Августовская сказка с кленовым сиропом
7 июля 2015 г. в 15:14
Брэдли не любил кленовый сироп. Ни на вкус, ни на вид, ни даже на запах. Он и флаг Канады не любил из-за этого противного сиропа, господи!
Да будут прокляты те несчастные, что придумали истязать бедные деревья. Да будут прокляты те, кому в голову пришла светлая идея подавать кленовый сироп к вафлям и блинчикам. Брэдли обожал блинчики. Раньше. Давным-давно, когда официанты придорожных кафешек не тянулись к тарелке с огромным кувшином, полным этой липкой дряни, чтобы испортить ему завтрак. И ведь редко когда удавалось их остановить!
Блины, ровные, жёлтые, маленькие копии древнего солнца, поднимающийся от них пар, в который хочется завернуться, как в плед... Такой картины и ощущений уже не найдёшь ни на одной трассе отсюда до канадской границы. Сплошь и рядом — кленовый сироп. Словно он святая вода. Или слёзы Великого Вепвавета. Брэдли старался не думать, насколько всё хуже за границей.
С вафлями дела обстояли чуть лучше. Пусть их поголовно называли "венскими" - хотя до Вены целый океан, какое они право имеют? - но хоть поливали не кленовым сиропом. Поливали шоколадом, сливками, мёдом, кучей биохимических выкидышей со вкусом клубники, вишни, черники и всех ягод, какие только могли вспомнить или придумать. Пару раз встречался Брэдли и сироп из вороньих ягод. Подумать только. И люди ведь пробовали. Нахваливали. В настоящей водянике столько непресности не найдёшь.
Вафли в чистом виде подавали, как и блины, только в одном месте — дома, у плиты. Хочешь? Надевай фартук. Дома никаких сиропов днём с огнём не сыщешь. Да только у Брэдли была одна небольшая проблема.
У него не было дома.
Вернее, был, конечно. Вот это всё, от пола до потолка, от канавы до звёздного неба, которое особенно хорошо из этой самой канавы и видно. Поскользнулся, упал - и любуйся. Одно жалко: в таком доме не испечёшь ни блинов, ни вафель. А в кафешках - даже в «У Деннис», в этом оплоте семейной кухни — сиропы. В бутылках. Блестят на солнце.

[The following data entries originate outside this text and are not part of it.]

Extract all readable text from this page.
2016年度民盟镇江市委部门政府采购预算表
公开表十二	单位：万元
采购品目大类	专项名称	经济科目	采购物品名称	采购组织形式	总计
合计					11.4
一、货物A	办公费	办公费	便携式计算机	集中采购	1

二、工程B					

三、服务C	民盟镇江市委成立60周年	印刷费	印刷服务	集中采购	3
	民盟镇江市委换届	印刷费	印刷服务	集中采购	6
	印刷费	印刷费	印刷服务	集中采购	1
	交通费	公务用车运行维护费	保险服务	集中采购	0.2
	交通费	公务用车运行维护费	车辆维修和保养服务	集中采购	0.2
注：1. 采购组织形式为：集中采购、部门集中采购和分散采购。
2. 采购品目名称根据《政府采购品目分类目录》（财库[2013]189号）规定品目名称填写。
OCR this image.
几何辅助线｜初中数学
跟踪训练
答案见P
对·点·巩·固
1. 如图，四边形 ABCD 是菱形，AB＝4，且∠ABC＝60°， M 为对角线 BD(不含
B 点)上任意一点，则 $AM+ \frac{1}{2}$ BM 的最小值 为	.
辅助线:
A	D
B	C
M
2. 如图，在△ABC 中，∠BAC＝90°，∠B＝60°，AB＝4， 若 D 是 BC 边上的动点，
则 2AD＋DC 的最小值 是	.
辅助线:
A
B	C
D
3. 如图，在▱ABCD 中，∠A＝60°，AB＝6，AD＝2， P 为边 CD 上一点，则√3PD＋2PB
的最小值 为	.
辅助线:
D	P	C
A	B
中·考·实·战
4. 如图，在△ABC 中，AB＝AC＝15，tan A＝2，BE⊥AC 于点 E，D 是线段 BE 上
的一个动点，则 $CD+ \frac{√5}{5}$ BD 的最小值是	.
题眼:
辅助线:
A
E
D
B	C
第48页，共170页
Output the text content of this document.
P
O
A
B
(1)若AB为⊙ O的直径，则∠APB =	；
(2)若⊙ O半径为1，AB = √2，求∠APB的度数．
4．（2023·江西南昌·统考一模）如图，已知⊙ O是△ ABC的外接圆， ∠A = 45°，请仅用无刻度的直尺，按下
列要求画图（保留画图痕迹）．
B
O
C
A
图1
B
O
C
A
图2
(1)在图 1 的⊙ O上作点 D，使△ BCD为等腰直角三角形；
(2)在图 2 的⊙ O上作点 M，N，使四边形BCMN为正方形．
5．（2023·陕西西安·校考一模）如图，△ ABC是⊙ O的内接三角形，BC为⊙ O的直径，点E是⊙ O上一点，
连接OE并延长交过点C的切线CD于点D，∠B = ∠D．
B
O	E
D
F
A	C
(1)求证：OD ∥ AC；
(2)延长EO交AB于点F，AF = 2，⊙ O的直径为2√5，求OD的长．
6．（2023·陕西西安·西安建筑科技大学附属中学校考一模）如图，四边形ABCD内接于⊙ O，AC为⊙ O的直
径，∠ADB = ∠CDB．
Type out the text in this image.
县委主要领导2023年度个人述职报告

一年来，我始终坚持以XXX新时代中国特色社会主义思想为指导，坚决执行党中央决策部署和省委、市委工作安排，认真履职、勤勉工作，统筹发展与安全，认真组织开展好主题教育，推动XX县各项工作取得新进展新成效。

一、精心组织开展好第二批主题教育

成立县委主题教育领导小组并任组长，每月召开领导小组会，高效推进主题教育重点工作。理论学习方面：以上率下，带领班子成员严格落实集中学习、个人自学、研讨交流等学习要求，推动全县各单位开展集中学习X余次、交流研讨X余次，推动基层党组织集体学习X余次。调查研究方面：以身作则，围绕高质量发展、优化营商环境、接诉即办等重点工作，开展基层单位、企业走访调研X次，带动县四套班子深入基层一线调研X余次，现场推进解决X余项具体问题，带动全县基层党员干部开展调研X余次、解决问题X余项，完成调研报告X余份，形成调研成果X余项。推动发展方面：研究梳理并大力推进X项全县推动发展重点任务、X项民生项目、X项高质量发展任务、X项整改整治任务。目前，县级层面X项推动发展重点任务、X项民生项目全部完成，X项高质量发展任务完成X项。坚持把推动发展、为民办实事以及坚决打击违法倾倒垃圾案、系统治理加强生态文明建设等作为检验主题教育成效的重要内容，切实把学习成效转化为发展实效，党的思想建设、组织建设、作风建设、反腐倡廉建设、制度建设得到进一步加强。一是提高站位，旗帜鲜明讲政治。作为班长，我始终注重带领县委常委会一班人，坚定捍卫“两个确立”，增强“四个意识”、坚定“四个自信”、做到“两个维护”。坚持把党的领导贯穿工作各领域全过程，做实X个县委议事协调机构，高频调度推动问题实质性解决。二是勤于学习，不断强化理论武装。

Брэдли никогда не расплачивался за свои завтраки деньгами. Если подумать, он вообще не помнил, чтобы руки его хоть когда-нибудь держали монеты. Бумажные купюры - было дело, разок, чтобы удостовериться, что там действительно накарябано сакральное "На Бога уповаем". Ох, и смеялся он. Пока не понял, что никто не уточнял - на какого именно бога.
Слова - опасная штука. Любая абстракция, которую возвеличили верой до небесного сана, могла подумать о себе. Но Брэдли, конечно, такой ошибки не сделал. Хотя очень хотел.
За его завтраки платили сонные туристы, за обеды — последние новости, за ужины - сальные шуточки. Иногда он расплачивался своим телом за удовольствие, но это уже была история вовсе не о блинах, и тем более не о вафлях.
Полдничал Брэдли редко. Но если приключалось с ним такое — то тогда в качестве платы шли в ход певучие сказки. Их мало кто любил теперь: то ли мир испортился, то ли виной всему был проклятый кленовый сироп. Брэдли склонялся ко второму варианту. Но не отрицал и первый.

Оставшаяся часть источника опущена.